The first volume of Harmon’s guide, published in 1832 and intended for home study, presented an alphabetical list of sins. It remains a valuable resource on transgressions available in the nineteenth century. The revolutionary second volume, the field guide, sold out within weeks of its December 1834 release. To use the guide, you began by choosing your current location from an extensive list, among which were home, a tavern, in the forest, at a house of ill repute, near a grist mill, on the battlefield, at worship, at the tannery. Your location established, the section presented a series of questions, each answer followed by instructions leading to additional questions, narrowing the possibilities until presenting three probable sins. Amazingly, anecdotes abound of persons committing the transgressions identified in the guide, even those the reader did not know existed until consulting the book.

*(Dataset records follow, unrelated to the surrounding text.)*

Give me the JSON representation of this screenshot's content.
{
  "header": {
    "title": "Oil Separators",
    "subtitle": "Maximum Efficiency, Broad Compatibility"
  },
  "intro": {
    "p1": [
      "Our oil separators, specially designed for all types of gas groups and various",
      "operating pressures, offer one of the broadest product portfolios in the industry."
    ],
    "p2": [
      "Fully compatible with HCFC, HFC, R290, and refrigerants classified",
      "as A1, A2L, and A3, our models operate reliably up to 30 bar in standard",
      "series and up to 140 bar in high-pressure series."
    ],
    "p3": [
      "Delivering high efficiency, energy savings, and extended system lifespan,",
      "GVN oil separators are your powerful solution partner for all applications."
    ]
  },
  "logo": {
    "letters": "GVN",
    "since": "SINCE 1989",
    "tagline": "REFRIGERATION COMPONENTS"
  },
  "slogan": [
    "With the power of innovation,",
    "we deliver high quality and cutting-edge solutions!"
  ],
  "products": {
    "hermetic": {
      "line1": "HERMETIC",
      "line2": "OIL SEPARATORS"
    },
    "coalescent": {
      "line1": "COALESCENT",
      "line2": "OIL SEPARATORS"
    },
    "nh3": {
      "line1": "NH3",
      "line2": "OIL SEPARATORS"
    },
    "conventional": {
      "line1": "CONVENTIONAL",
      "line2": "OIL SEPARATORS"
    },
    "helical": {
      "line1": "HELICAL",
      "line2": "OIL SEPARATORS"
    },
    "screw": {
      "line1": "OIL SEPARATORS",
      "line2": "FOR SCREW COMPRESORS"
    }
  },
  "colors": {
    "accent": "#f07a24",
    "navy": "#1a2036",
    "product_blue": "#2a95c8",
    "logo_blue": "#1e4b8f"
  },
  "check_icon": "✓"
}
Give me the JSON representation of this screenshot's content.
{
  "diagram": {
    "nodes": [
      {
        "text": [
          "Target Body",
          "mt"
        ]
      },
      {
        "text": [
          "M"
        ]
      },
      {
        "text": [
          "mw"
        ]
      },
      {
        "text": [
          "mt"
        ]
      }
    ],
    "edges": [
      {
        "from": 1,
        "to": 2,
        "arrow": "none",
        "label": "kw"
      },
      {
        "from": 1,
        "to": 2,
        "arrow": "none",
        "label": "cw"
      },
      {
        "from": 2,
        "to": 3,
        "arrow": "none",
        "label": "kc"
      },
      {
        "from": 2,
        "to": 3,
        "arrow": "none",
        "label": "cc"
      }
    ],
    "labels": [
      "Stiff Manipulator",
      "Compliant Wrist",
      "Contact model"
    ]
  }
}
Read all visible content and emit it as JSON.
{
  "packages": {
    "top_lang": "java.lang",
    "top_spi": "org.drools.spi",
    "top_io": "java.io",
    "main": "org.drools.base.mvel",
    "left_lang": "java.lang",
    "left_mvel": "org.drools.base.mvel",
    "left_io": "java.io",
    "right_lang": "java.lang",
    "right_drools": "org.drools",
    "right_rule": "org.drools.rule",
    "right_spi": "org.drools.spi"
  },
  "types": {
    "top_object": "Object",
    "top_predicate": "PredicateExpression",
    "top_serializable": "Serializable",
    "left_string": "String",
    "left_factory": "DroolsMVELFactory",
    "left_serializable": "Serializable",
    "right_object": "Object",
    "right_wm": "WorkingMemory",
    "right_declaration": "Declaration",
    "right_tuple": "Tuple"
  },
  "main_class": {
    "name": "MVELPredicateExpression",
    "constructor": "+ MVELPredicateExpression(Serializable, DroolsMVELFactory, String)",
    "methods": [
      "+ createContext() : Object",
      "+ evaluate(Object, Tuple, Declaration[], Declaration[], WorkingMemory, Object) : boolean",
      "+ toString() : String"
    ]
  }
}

The index alone was a delight. Under the heading, “Bathsheba,” Harmon has written: “See rooftop nudity.”
Despite its success, readers intent on avoiding an intermediate vice would often commit a serious infraction. Often cited is the example of young Philadelphia papermaker Samuel Howper. After consulting Harmon’s guide in the company of his fiancée and discovering that his probable sin was “committing unseemly acts,” Howper killed her instead. At his trial, Howper defended himself by blaming Harmon, to no avail. Still refusing to accept responsibility, he was hanged three weeks later.
The first illustrated edition, published in 1968, “expanded, with 72 new vices,” was an international bestseller, though generally used more as a how-to manual than in the manner intended by its author. Harmon’s guide enjoyed a brief resurgence during the Clinton administration, but is now out of print and copies are more often found in the erotica section of the bookstore than in their proper place. When you can turn to the internet and discover the latest immoral craze, or join a club and have a vice delivered to your door each week, the concept of a printed sin guide seems quaint.
Still, some people keep their dog-eared copies handy. It remains a distinct pleasure to find yourself beset by temptation when Harmon’s guide is nearby. You pull it from your pocket, turn the browning pages, discover the sins you are wont to commit, and take evasive action.
Sycamore Shadows resident Shady Glen never leaves home without his copy. “I don’t need these new-fangled electronic sins,” he says. “My daddy’s sins is good enough for me.”